Lets not forget who wags whom, to this date still. If gas prices become too expensive for Wal-Mart shoppers, gas prices will either go down or increase at a much more moderate pace, which is good for stocks in both cases because the stock market has shown that it is willing for now to adapt to continuously increasing oil prices, as long as the pace of the increase is not too fast. There's not much upside for oil and not that much downside for stocks but there's substantial upside for bonds that have demonstrated their strength today. They have been going down in the past few weeks on renewed confidence in the strength of the economy (and the likelyhood of higher interest rates)and are likely to go back up now that confidence is erroding somewhat with high oil prices. Being long Treasury futures/options seems to be the safest bet to profit from the situation that was depicted today.
So uhhh, where are all those profits from shorting the market (other than the oil stocks themselves!)???
Anyone in the camp that we are in an oil bubble. Data seems to suggest the current rise in prices are overdone: eg-US crude inventories up 10% year over year. DS
Oil now down -3.41%, Dow up 0.48%. Now what if the down reverses and closes lower, and oil stays down. Oh my what will the financial media have to say. Oh heck blame in on PPI.
Well I sure didn't get rich off my own call that was right on the money. You can know the direction, know the top\bottem and still not make a ton of money...becuase of overtrading, and trying to catch every wiggle. Anyway, my call stands - oil has gone parabolic if you look at a 20 year chart. More importantly, the retail price of gas at the pumps has gone parabolic if you look at the same long-term chart. And all the sudden, there has been a burst of bearish comments coming from some very powerful people (Greenspan, etc.). And RE has topped as well. Its all downhill from here. Unless governments from all over the world figure out a way to arrest the rise of oil prices - they can do it - if they want to.

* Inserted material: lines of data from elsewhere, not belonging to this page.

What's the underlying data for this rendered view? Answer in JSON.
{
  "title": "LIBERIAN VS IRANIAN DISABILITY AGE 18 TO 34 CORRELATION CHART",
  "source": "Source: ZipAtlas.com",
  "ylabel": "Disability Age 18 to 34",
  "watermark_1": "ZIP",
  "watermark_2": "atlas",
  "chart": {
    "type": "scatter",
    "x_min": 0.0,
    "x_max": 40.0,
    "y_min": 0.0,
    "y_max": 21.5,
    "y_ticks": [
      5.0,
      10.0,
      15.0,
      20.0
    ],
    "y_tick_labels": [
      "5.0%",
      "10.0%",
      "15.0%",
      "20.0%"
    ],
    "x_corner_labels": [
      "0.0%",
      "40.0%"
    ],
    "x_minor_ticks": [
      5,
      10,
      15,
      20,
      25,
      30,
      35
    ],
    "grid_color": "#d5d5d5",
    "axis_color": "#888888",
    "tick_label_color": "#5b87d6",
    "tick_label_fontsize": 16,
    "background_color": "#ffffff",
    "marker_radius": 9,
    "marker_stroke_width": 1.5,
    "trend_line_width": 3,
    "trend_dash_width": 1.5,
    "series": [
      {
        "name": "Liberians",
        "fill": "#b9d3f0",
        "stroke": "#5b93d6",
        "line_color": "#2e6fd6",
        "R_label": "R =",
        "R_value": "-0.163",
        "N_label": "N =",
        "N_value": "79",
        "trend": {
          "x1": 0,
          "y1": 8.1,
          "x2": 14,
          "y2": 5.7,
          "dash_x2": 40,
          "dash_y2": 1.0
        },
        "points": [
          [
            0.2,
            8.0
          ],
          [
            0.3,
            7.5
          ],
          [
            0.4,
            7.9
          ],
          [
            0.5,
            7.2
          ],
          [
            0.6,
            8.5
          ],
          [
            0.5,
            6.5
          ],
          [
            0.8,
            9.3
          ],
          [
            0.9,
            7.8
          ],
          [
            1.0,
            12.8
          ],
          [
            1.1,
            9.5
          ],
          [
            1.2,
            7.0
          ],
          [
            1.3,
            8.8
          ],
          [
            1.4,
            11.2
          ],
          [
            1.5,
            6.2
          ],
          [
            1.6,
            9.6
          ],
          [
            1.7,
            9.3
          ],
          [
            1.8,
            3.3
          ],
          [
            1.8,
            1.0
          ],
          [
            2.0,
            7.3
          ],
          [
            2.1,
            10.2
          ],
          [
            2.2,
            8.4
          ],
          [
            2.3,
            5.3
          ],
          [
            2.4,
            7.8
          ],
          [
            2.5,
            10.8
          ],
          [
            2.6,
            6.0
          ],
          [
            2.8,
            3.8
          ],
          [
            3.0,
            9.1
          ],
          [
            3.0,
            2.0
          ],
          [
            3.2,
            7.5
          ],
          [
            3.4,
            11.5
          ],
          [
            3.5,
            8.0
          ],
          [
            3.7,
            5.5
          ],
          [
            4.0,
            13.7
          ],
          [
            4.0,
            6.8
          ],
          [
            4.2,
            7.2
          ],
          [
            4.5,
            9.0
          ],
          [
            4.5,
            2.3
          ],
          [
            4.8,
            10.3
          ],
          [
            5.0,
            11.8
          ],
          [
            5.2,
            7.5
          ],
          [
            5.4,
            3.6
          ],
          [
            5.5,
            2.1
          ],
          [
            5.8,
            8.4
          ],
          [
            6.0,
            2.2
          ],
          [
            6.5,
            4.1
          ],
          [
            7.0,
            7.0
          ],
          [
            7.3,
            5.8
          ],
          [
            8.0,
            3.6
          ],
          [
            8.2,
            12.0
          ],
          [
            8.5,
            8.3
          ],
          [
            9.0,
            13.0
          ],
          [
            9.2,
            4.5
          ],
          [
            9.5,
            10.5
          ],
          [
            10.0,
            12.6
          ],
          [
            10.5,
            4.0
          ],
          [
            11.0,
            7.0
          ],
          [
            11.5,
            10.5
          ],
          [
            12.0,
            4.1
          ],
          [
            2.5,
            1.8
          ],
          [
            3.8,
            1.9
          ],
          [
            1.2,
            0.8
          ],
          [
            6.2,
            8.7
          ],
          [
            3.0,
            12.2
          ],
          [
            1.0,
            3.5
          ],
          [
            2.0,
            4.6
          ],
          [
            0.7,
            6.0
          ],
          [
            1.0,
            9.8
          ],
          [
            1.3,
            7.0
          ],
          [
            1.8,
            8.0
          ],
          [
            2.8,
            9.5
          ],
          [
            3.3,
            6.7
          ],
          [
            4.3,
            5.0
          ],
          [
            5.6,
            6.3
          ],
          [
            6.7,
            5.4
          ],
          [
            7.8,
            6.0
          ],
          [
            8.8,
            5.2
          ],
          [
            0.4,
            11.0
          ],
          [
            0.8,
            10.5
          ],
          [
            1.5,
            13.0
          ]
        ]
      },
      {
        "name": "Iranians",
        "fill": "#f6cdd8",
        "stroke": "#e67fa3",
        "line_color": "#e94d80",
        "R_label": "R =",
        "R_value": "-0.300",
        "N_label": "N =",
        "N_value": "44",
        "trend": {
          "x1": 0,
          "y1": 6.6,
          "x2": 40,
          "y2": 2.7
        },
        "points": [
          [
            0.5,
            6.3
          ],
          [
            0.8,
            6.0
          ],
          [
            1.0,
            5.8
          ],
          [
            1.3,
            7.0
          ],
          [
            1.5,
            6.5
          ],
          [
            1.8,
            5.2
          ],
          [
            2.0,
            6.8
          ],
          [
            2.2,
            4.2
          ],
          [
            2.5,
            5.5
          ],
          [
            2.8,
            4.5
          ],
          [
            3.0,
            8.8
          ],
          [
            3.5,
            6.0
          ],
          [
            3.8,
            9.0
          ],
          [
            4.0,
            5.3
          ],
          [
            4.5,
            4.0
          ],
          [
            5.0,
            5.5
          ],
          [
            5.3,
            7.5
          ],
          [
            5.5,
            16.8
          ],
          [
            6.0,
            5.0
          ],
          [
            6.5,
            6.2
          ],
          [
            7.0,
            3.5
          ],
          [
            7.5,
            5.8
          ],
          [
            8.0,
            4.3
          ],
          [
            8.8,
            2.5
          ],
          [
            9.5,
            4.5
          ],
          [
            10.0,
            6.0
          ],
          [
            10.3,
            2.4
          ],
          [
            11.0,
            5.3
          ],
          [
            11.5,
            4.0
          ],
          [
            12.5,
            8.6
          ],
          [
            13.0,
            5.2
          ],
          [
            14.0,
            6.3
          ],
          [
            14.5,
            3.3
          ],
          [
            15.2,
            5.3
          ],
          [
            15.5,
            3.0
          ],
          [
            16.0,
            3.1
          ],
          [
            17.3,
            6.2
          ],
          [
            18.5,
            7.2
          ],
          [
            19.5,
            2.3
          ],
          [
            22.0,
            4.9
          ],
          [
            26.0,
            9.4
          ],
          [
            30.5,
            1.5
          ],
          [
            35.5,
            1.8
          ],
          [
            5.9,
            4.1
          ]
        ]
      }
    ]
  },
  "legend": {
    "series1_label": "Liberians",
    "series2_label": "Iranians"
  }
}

Yep. Supply and demand will always discover an equilibrium. It was the low prices (oil in the low teens) that caused many of the capacity shortages we see now. If oil stays here long enough, just about the time people stop driving will be when producers find ways to flood the market.
I totally agree with this. However, oil is the least "perfect" commodity. It's price often has little to do with demand, supply, production costs, etc. But economic law still holds with manipulated markets.